Have you seen Moulin Rouge?
Did you like it?
Do you want to see it on the big screen again?
If you answered “yes” to these questions, then by all means, go see The Great Gatsby.
However, if a “no” crept into your mind at all, I would save the $12 and the possible headaches from the unnecessary 3D.
I should probably say that I loved Moulin Rouge when I first saw it. It was something I’d never quite seen before, the colors, the music, and visual fireworks…it seemed magical. It was easy to get swept up in it all and allow myself to be absolutely and completely dazzled.
The thing about that sort of magic is that it doesn’t always work the second time around. And clearly that is the case with Gatsby.

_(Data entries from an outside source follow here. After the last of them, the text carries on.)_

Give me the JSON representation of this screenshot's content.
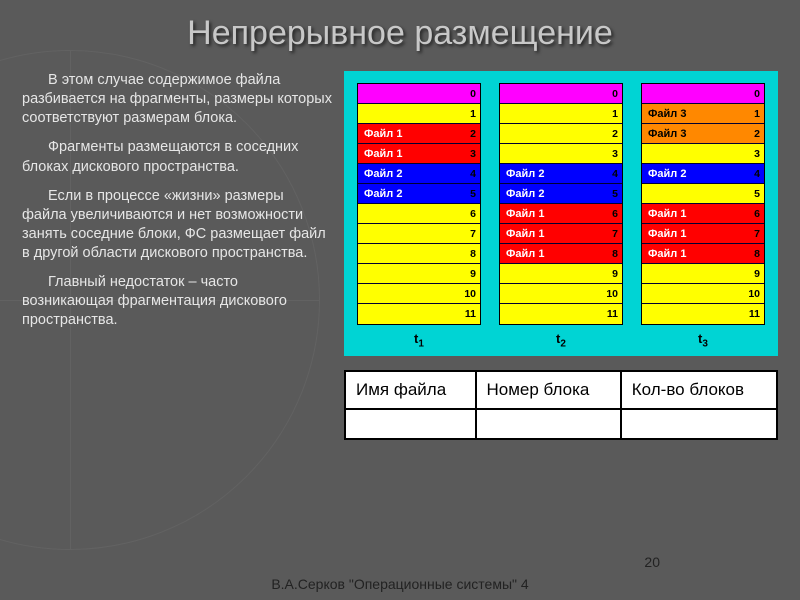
{
  "title": "Непрерывное размещение",
  "paragraphs": [
    "В этом случае содержимое файла разбивается на фрагменты, размеры которых соответствуют размерам блока.",
    "Фрагменты размещаются в соседних блоках дискового пространства.",
    "Если в процессе «жизни» размеры файла увеличиваются и нет возможности занять соседние блоки, ФС размещает файл в другой области дискового пространства.",
    "Главный недостаток – часто возникающая фрагментация дискового пространства."
  ],
  "diagram": {
    "background": "#00d4d4",
    "colors": {
      "free": "#ffff00",
      "header": "#ff00ff",
      "file1": "#ff0000",
      "file2": "#0000ff",
      "file3": "#ff8800",
      "text_light": "#ffffff",
      "text_dark": "#000000"
    },
    "row_indices": [
      0,
      1,
      2,
      3,
      4,
      5,
      6,
      7,
      8,
      9,
      10,
      11
    ],
    "columns": [
      {
        "label_base": "t",
        "label_sub": "1",
        "rows": [
          {
            "label": "",
            "type": "header"
          },
          {
            "label": "",
            "type": "free"
          },
          {
            "label": "Файл 1",
            "type": "file1"
          },
          {
            "label": "Файл 1",
            "type": "file1"
          },
          {
            "label": "Файл 2",
            "type": "file2"
          },
          {
            "label": "Файл 2",
            "type": "file2"
          },
          {
            "label": "",
            "type": "free"
          },
          {
            "label": "",
            "type": "free"
          },
          {
            "label": "",
            "type": "free"
          },
          {
            "label": "",
            "type": "free"
          },
          {
            "label": "",
            "type": "free"
          },
          {
            "label": "",
            "type": "free"
          }
        ]
      },
      {
        "label_base": "t",
        "label_sub": "2",
        "rows": [
          {
            "label": "",
            "type": "header"
          },
          {
            "label": "",
            "type": "free"
          },
          {
            "label": "",
            "type": "free"
          },
          {
            "label": "",
            "type": "free"
          },
          {
            "label": "Файл 2",
            "type": "file2"
          },
          {
            "label": "Файл 2",
            "type": "file2"
          },
          {
            "label": "Файл 1",
            "type": "file1"
          },
          {
            "label": "Файл 1",
            "type": "file1"
          },
          {
            "label": "Файл 1",
            "type": "file1"
          },
          {
            "label": "",
            "type": "free"
          },
          {
            "label": "",
            "type": "free"
          },
          {
            "label": "",
            "type": "free"
          }
        ]
      },
      {
        "label_base": "t",
        "label_sub": "3",
        "rows": [
          {
            "label": "",
            "type": "header"
          },
          {
            "label": "Файл 3",
            "type": "file3"
          },
          {
            "label": "Файл 3",
            "type": "file3"
          },
          {
            "label": "",
            "type": "free"
          },
          {
            "label": "Файл 2",
            "type": "file2"
          },
          {
            "label": "",
            "type": "free"
          },
          {
            "label": "Файл 1",
            "type": "file1"
          },
          {
            "label": "Файл 1",
            "type": "file1"
          },
          {
            "label": "Файл 1",
            "type": "file1"
          },
          {
            "label": "",
            "type": "free"
          },
          {
            "label": "",
            "type": "free"
          },
          {
            "label": "",
            "type": "free"
          }
        ]
      }
    ]
  },
  "table": {
    "headers": [
      "Имя файла",
      "Номер блока",
      "Кол-во блоков"
    ]
  },
  "footer": "В.А.Серков \"Операционные системы\" 4",
  "page_number": "20"
}
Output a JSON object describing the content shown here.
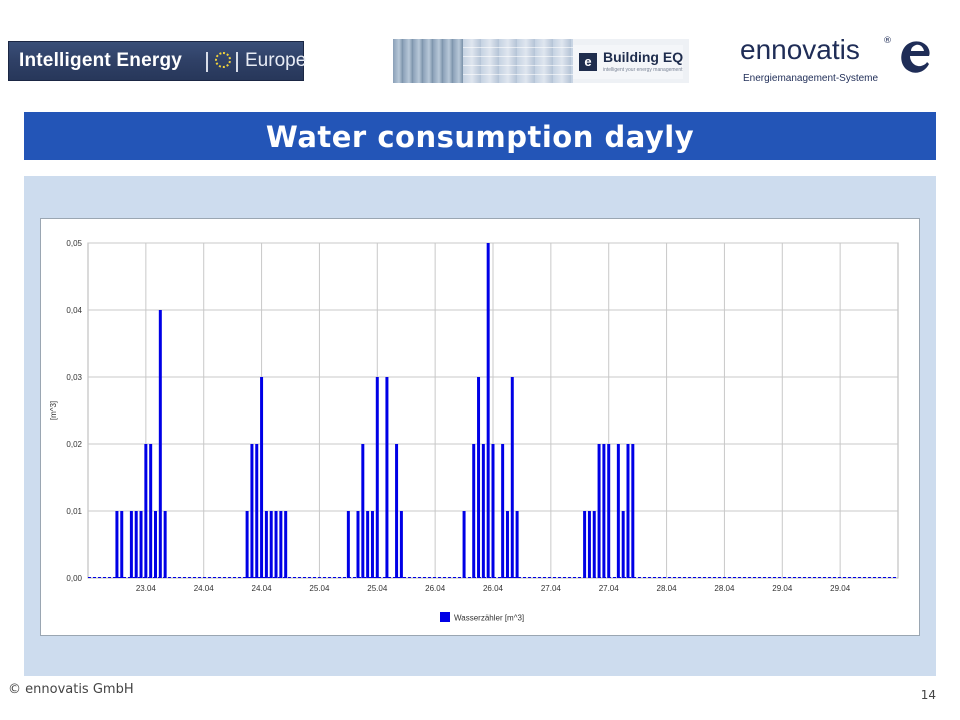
{
  "header": {
    "logo_left_part1": "Intelligent Energy",
    "logo_left_part2": "Europe",
    "logo_center_letter": "e",
    "logo_center_name": "Building EQ",
    "logo_center_tagline": "intelligent your energy management",
    "logo_right_name": "ennovatis",
    "logo_right_reg": "®",
    "logo_right_sub": "Energiemanagement-Systeme"
  },
  "title": "Water consumption dayly",
  "footer": {
    "copyright": "© ennovatis GmbH",
    "page_number": "14"
  },
  "colors": {
    "title_bar": "#2355b7",
    "panel": "#cddcee",
    "series": "#0000e6",
    "grid": "#c8c8c8"
  },
  "chart_data": {
    "type": "bar",
    "ylabel": "[m^3]",
    "ylim": [
      0,
      0.05
    ],
    "yticks": [
      "0,00",
      "0,01",
      "0,02",
      "0,03",
      "0,04",
      "0,05"
    ],
    "xlim": [
      0,
      168
    ],
    "xticks": [
      "23.04",
      "24.04",
      "24.04",
      "25.04",
      "25.04",
      "26.04",
      "26.04",
      "27.04",
      "27.04",
      "28.04",
      "28.04",
      "29.04",
      "29.04"
    ],
    "xtick_hours": [
      12,
      24,
      36,
      48,
      60,
      72,
      84,
      96,
      108,
      120,
      132,
      144,
      156
    ],
    "grid": true,
    "legend": "bottom-center",
    "series": [
      {
        "name": "Wasserzähler [m^3]",
        "points": [
          [
            6,
            0.01
          ],
          [
            7,
            0.01
          ],
          [
            9,
            0.01
          ],
          [
            10,
            0.01
          ],
          [
            11,
            0.01
          ],
          [
            12,
            0.02
          ],
          [
            13,
            0.02
          ],
          [
            14,
            0.01
          ],
          [
            15,
            0.04
          ],
          [
            16,
            0.01
          ],
          [
            33,
            0.01
          ],
          [
            34,
            0.02
          ],
          [
            35,
            0.02
          ],
          [
            36,
            0.03
          ],
          [
            37,
            0.01
          ],
          [
            38,
            0.01
          ],
          [
            39,
            0.01
          ],
          [
            40,
            0.01
          ],
          [
            41,
            0.01
          ],
          [
            54,
            0.01
          ],
          [
            56,
            0.01
          ],
          [
            57,
            0.02
          ],
          [
            58,
            0.01
          ],
          [
            59,
            0.01
          ],
          [
            60,
            0.03
          ],
          [
            62,
            0.03
          ],
          [
            64,
            0.02
          ],
          [
            65,
            0.01
          ],
          [
            78,
            0.01
          ],
          [
            80,
            0.02
          ],
          [
            81,
            0.03
          ],
          [
            82,
            0.02
          ],
          [
            83,
            0.05
          ],
          [
            84,
            0.02
          ],
          [
            86,
            0.02
          ],
          [
            87,
            0.01
          ],
          [
            88,
            0.03
          ],
          [
            89,
            0.01
          ],
          [
            103,
            0.01
          ],
          [
            104,
            0.01
          ],
          [
            105,
            0.01
          ],
          [
            106,
            0.02
          ],
          [
            107,
            0.02
          ],
          [
            108,
            0.02
          ],
          [
            110,
            0.02
          ],
          [
            111,
            0.01
          ],
          [
            112,
            0.02
          ],
          [
            113,
            0.02
          ]
        ]
      }
    ]
  }
}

I should also probably say that although I’ve read F. Scott Fitzgerald’s permanent reading list contribution, I remember almost nothing. It’s one of those books that I know should have had a larger impact on me, but just didn’t.
(Side note and True Story: when I was in 7th grade I had to read Of Mice and Men. Being the last minute worker that I am, I waited until the night before and decided that with only a few pages left, I didn’t really have to finish the book to know what happened. When my mother and I sat to talk about what I was going to write about the book, I expressed sincere shock when she mentioned that Lenny died. She then sent me back to my room to reread the ending of the book. It’s amazing what a few pages at the end of a book can do)
Note: From here there be spoilers…
What this all means is that I came into Gatsby with minimal preconceived notions. I knew that the book ended with Gatsby floating face down in a swimming pool a la Sunset Boulevard, and that someone got hit by a car. But that’s about it. So I my mind was pretty open as the movie started.
It then snapped shut almost immediately.
The first hour or so of Gatsby is Moulin Rouge Part 2: The Rougening. And I really wish I were joking. Everything from the pacing to the camera angles to the voice over made me feel like I was back watching Luhrmann’s other film that featured anachronistic music and flashy costumes and a doomed love story. It wasn’t that it was bad – it was gorgeous to watch and the music was pretty good; it’s just that I’ve seen it before. And as I said, the second time around it all loses something.
My other problem with the film is that it tried so hard to make the focal point the doomed love story between Daisy and Gatsby, without really delving into the class issues and social issues going on behind the scenes. Just because Leo is in this, the movie doesn’t need to be a sequel to Titanic – and it shouldn’t be. And as I start to vaguely remember some of the issues in the book, I realized why I had such an issue with Daisy — don’t give Daisy depth just because you can’t figure out how to make her character worthy of a lifelong obsession. Carey Mulligan did a fine job with what she was given, but what she was given was a very strange interpretation of the character.
I will say that Leonardo DiCaprio was fantastic. He captured everything you wanted Gatsby to be – dashing, charismatic, with the odd insecurities befitting his background. Leo is no longer that fresh faced young adult who won the hearts of all the teeny-boppers as he sunk to the bottom of the ocean. His body has filled out, he has developed lines on his now non-angular face. But this has just made him more appealing; looking like he’s actually been living a life gives him more depth.
Joel Edgerton was also great as bully and bigot and racist Tom Buchanan. Newcomer Elizabeth Debicki is also great as Daisy’s pal Jordan Baker. Tobey Maguire’s Nick Carraway did nothing for me. I find him too weak to really make an impact on me. Even as he yelled and raged at the end, I just found him wanting.
So should you see Gatsby in the theaters? If you were interested in seeing it at all, and of course answered yes to any of those Moulin Rouge questions, then go see it and definitely see it in the theaters – if for nothing else than the amazing sequence in which we are actually introduced to Gatsby himself, pomposity at its greatest. But if you were on the fence and weren’t really all that motivated in the first place, I wouldn’t rush.
In the end, this version of The Great Gatsby is a 2 hr 20 minute movie that feel like a 2 hr 30 minute movie.